JACKSON — Mississippi’s 2014 U.S. Senate race has been dominated by a bitter Republican primary that never seems to end. One of the state’s largest political gatherings, the Neshoba County Fair, could help shift the focus to a Democrat-versus-Republican narrative heading toward the Nov. 4 general election.
The Democratic nominee for Senate, former U.S. Rep. Travis Childers, is scheduled to speak at the fair for 10 minutes on July 31. Six-term Republican Sen. Thad Cochran is scheduled for 10 minutes just after Childers.
Cochran’s campaign staff originally said he would speak at the fair only if the Senate isn’t working in Washington. They were firmer last week in saying he will show up at Neshoba.
The fair is a longstanding annual tradition in the red clay hills of east central Mississippi. In addition to horse races and midway rides, it features two days of political speeches under a tin-roofed pavilion the size of a small church, complete with long wooden benches and sawdust underfoot.
The audience is frequently rowdy, always conservative and overwhelmingly white. It can be a tough crowd for Democratic candidates, who have been heckled by people holding signs with a local Democrat’s picture between cutout photos of folks like Hillary Clinton and Mississippi’s only black congressman, Rep. Bennie Thompson.
There are no similar large-scale gatherings geared mostly toward black audiences that are considered must-do stops for Mississippi politicians. If there were, it would be interesting to compare candidates’ own speeches there to their speeches at Neshoba, to note how much they tailor their message to the people staring back at them.
At Neshoba this year, expect Cochran to offer a full-throated denunciation of the federal health overhaul law and a less-than-subtle warning that the nation could suffer if Democrats keep control of the Senate with Nevada’s Harry Reid as majority leader. Expect Childers to sidestep any mention of Reid and instead focus on his own support for gun rights and opposition to abortion.
Neshoba County is best known to the wider world as the place where, 50 years ago this summer, three civil rights workers were ambushed by Ku Klux Klansmen, shot to death and buried in an earthen dam. Michael Schwerner, James Chaney and Andrew Goodman were killed on June 21, 1964. Their bodies were found 44 days later on Aug. 4, after an informant told the FBI where to dig.
On June 21, 2005 — 41 years to the day after the slayings — a mixed-race jury in Neshoba County convicted Edgar Ray Killen of manslaughter for masterminding the crime. A judge sentenced the former preacher to 60 years in prison, 20 for each death. He remains in the Mississippi State Penitentiary at Parchman.
In August 1980, Republican presidential candidate Ronald Reagan spoke at the Neshoba County Fair and declared: “I believe in state’s rights; I believe in people doing as much as they can for themselves at the community level and at the private level.” Critics pounced on Reagan’s mentioning “state’s rights,” a phrase often used by archconservatives to denounce federal involvement in school integration and voting-rights enforcement.

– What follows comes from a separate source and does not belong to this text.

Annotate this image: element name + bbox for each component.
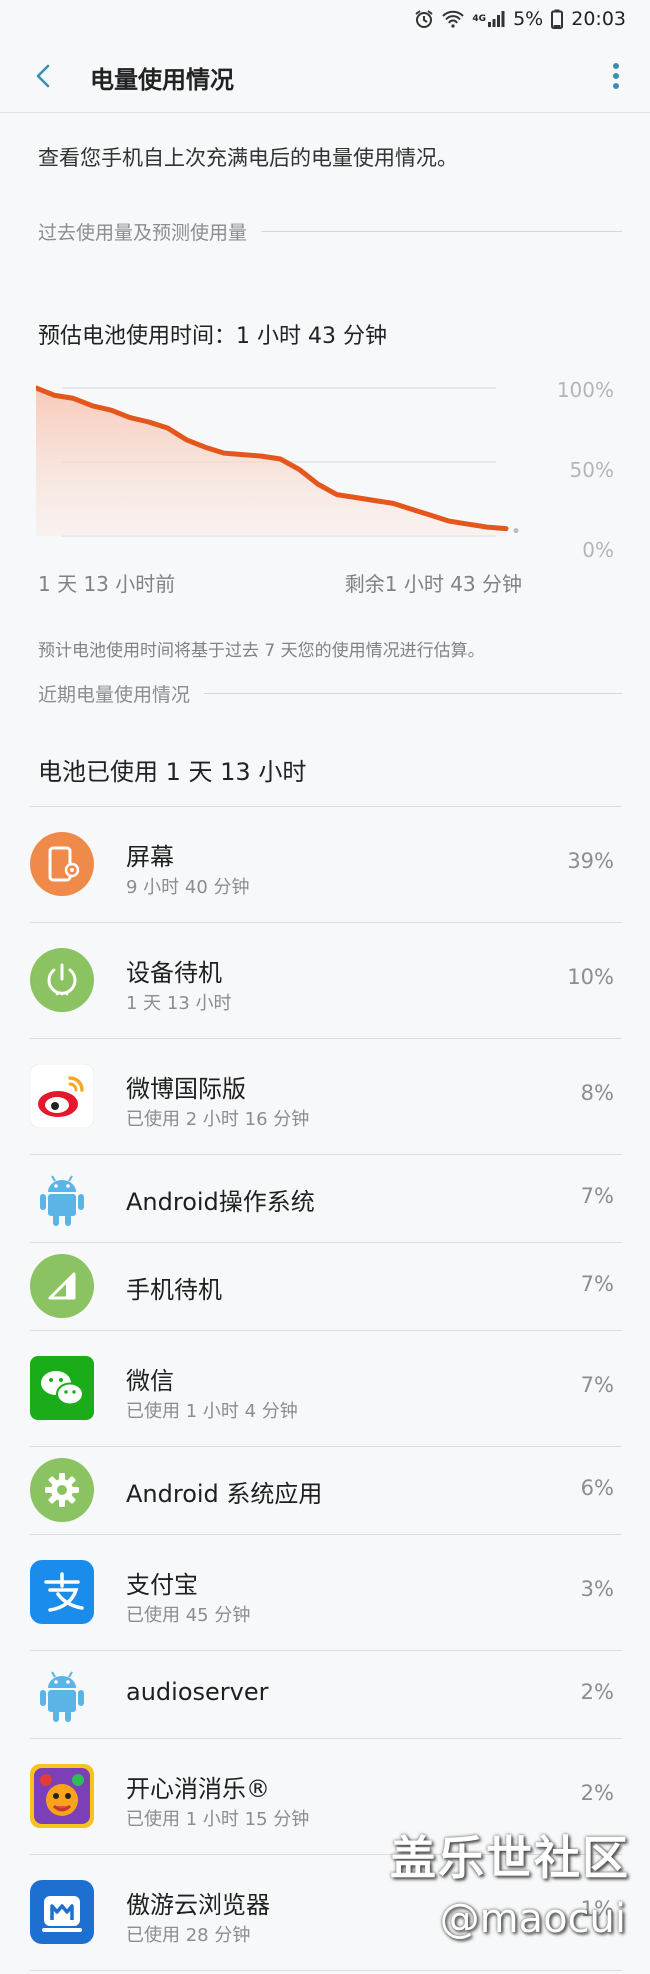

In the broader historical context of Neshoba County, and considering that Cochran survived the Republican primary with significant help from black voters, it would be noteworthy to hear Cochran take a stand on an issue he has largely avoided discussing in depth so far — a bill, supported by many civil-rights groups, that would restore federal oversight of elections in Mississippi and a few other states with a history of racial discrimination.